Ver a la mujer como a los árboles, es extasiarse con su belleza, a lo lejos, en la contemplación, y es obvio que cuando el hombre ve a un árbol, le dan ganas de abrazarlo, de encaramarse para tocar sus copas y sentir el aire aromático que emana, pero cuando esto se hace o se logra, se efectúa con gran respeto, porque arrancar una hoja o los pétalos de una flor, es incomodar a cualquier mujer como expresión divina de la creación.

Comparar a la mujer con los árboles, es reflexionar que a veces están cargados de nidos o reciben visitas de aves canoras, es acercarse para escuchar esos lenguajes naturales  y también imaginar arbustos desprovistos de follaje con la ilusión de vestirse en primavera, luego entonces para un religioso observar a la mujer como árbol es convivir consigo mismo para soslayar los placeres mundanos y culminar su concepción en la pureza de la conducta misionera.

 Percibir a la mujer como los árboles, para Rafael Guízar y Valencia, siempre fue sinónimo de sentir su religiosidad en el Santo Amor a Dios.

“Con las mujeres procuro ser paternalmente accesible y sumamente austero. Procuro ser recatado, delicado y prudente en el porte y el trato con los demás” Afirmaba.

En otra parte de sus confesiones, el santo Rafael expresaba que no le agradaba que lo vieran sin sotana, menos en mangas de camisa, pero lo que duele es cuando nos entera de sus pesares al admitir las necesarias curaciones, porque  debemos saber sobre sus padecimientos, varios y dolorosos, como el forúnculo que padecía en el cuello o las llagas de su pierna como resultado de la diabetes.

Esta biografía creo que debería ser lectura obligada para los sacerdotes y quienes aspiren a serlo, porque el mensaje de Guízar y Valencia es inmarcesible, aleccionador y, agregaría, sublime.
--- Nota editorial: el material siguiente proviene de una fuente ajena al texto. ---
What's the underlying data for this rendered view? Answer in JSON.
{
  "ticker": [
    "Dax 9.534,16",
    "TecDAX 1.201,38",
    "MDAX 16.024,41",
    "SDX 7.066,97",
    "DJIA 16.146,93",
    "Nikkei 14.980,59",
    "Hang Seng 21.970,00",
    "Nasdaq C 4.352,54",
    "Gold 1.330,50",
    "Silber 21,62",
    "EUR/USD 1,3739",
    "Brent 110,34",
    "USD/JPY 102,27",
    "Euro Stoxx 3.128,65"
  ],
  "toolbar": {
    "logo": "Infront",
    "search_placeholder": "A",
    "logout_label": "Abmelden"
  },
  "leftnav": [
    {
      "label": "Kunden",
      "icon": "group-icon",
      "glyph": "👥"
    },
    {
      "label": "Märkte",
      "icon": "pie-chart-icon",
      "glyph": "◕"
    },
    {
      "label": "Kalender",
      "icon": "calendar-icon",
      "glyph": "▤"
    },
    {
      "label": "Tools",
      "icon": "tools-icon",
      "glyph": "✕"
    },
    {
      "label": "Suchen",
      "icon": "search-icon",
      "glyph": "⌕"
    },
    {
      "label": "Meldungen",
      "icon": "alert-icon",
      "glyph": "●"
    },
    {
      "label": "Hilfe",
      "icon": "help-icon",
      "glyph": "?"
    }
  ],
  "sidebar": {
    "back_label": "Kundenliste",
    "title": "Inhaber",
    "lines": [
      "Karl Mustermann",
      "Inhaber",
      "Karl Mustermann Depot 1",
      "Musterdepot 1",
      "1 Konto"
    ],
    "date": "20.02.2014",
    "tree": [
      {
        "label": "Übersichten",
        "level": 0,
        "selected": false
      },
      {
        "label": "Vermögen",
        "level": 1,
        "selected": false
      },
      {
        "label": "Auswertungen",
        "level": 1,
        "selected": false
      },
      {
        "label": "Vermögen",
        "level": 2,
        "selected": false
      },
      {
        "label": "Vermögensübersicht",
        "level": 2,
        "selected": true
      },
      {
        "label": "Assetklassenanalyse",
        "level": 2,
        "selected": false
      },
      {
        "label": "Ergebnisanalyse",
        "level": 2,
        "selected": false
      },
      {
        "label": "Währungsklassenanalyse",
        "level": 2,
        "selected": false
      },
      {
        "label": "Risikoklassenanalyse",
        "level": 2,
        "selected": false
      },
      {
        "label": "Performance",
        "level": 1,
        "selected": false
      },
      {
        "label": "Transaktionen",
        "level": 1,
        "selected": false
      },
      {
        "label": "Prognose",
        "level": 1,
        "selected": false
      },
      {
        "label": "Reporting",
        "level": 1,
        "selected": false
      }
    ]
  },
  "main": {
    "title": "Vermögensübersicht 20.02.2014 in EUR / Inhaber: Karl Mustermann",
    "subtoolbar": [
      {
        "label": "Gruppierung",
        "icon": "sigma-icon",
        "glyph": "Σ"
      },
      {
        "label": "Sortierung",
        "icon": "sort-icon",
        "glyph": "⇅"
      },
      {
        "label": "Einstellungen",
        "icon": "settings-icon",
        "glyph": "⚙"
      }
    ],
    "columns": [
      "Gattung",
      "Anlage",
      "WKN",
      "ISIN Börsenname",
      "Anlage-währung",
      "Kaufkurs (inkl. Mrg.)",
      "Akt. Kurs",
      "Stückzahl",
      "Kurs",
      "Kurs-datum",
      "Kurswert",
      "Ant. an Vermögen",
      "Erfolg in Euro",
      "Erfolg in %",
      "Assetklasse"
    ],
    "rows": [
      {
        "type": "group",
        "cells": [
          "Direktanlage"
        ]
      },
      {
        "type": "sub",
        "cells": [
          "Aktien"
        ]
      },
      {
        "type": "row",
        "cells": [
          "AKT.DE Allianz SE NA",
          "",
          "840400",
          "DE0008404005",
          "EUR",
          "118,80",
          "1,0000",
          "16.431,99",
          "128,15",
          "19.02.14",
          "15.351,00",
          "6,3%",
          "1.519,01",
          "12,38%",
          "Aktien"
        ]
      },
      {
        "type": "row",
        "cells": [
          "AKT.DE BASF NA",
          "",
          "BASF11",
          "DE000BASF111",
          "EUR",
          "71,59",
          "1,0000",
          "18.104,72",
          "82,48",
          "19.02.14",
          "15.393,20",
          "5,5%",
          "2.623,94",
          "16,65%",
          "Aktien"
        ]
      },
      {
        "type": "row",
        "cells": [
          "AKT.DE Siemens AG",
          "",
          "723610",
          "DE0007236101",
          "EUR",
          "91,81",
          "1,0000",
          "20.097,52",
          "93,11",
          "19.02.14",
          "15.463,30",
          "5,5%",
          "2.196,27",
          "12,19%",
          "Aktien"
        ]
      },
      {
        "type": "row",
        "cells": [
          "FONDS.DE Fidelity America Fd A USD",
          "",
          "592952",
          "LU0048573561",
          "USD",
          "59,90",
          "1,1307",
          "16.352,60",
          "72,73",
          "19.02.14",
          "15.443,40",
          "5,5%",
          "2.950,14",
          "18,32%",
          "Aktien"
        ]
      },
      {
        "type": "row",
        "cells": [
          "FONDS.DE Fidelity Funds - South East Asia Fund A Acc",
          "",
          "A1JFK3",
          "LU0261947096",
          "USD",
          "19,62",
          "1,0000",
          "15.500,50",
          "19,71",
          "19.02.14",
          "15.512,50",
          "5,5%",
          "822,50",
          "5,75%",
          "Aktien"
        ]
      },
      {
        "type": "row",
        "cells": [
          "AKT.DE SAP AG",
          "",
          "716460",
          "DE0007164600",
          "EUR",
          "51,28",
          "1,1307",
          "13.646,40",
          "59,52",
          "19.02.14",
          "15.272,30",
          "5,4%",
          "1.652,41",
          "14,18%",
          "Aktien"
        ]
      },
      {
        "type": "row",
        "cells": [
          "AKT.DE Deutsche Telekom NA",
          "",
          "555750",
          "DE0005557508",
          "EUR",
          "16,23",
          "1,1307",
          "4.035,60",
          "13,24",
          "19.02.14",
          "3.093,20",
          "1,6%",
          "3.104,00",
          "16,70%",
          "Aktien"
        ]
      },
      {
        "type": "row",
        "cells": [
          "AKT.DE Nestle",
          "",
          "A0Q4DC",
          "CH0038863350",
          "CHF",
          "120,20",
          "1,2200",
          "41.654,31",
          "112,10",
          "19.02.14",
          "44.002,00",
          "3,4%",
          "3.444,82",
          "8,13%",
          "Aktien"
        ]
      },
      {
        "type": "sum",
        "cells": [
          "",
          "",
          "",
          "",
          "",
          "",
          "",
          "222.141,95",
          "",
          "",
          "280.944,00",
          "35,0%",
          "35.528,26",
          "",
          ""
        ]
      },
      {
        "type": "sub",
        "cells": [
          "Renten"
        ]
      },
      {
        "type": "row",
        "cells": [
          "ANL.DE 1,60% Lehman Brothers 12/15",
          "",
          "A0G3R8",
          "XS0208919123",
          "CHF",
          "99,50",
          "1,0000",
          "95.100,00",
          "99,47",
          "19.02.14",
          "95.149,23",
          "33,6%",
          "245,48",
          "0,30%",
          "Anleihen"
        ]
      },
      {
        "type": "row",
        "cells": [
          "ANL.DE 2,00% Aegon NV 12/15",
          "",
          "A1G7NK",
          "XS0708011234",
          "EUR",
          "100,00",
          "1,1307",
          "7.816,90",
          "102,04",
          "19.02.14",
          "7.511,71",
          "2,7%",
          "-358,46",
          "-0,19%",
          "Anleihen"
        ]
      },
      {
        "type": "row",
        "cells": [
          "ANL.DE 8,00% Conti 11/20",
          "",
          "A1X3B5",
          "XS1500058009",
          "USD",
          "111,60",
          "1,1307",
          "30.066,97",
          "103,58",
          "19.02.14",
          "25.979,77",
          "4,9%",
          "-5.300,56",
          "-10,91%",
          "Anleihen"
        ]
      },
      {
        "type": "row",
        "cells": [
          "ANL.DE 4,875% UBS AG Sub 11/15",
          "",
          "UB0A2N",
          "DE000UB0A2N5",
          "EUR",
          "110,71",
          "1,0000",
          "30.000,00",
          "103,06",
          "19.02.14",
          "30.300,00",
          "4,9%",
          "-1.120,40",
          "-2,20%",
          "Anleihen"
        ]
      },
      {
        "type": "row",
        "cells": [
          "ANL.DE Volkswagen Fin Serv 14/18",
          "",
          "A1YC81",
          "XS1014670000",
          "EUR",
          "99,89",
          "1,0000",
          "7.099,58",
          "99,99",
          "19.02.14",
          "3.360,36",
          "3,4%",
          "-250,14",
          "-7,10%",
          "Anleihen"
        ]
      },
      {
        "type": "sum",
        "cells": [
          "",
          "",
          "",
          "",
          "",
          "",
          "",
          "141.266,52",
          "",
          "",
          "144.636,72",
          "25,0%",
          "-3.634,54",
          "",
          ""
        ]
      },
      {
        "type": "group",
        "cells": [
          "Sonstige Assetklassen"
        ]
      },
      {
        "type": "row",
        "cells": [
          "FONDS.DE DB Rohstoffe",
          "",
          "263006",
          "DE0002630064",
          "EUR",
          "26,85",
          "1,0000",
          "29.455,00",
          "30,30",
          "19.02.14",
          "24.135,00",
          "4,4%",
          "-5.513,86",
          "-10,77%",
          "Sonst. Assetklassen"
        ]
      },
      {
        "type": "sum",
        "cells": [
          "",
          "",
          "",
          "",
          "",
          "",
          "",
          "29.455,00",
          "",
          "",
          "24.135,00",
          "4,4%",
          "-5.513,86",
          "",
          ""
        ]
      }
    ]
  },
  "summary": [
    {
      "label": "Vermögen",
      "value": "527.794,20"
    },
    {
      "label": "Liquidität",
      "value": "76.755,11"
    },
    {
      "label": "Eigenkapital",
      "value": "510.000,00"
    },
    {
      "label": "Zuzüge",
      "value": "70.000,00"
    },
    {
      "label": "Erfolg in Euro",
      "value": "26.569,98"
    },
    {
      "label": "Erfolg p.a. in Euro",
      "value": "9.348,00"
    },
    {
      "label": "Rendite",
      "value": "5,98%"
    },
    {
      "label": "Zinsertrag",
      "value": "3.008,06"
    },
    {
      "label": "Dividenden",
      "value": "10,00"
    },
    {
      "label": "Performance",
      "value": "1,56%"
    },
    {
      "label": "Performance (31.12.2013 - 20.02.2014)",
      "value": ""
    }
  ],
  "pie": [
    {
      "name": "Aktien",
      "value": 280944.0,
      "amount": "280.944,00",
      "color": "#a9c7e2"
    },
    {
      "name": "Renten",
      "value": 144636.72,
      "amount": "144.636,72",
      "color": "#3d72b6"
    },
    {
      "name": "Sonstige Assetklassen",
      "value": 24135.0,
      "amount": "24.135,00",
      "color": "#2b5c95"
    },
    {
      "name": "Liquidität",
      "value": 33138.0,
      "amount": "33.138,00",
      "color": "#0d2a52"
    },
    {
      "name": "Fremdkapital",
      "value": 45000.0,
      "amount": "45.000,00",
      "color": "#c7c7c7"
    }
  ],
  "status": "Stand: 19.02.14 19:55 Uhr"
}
Leamos juntos usted y yo: “Quiero a mis sacerdotes santos, que el pueblo los vea pobres y desprendidos, incansables en el progreso espiritual de sus hermanos, sin mezclarse jamás en la política, y cuidadosos guardianes de su celibato sacerdotal. La gente todo lo perdona, menos esta falta. Hace más daño un sacerdote deshonesto que todo el mal que hicieron los perseguidores juntos de la iglesia”.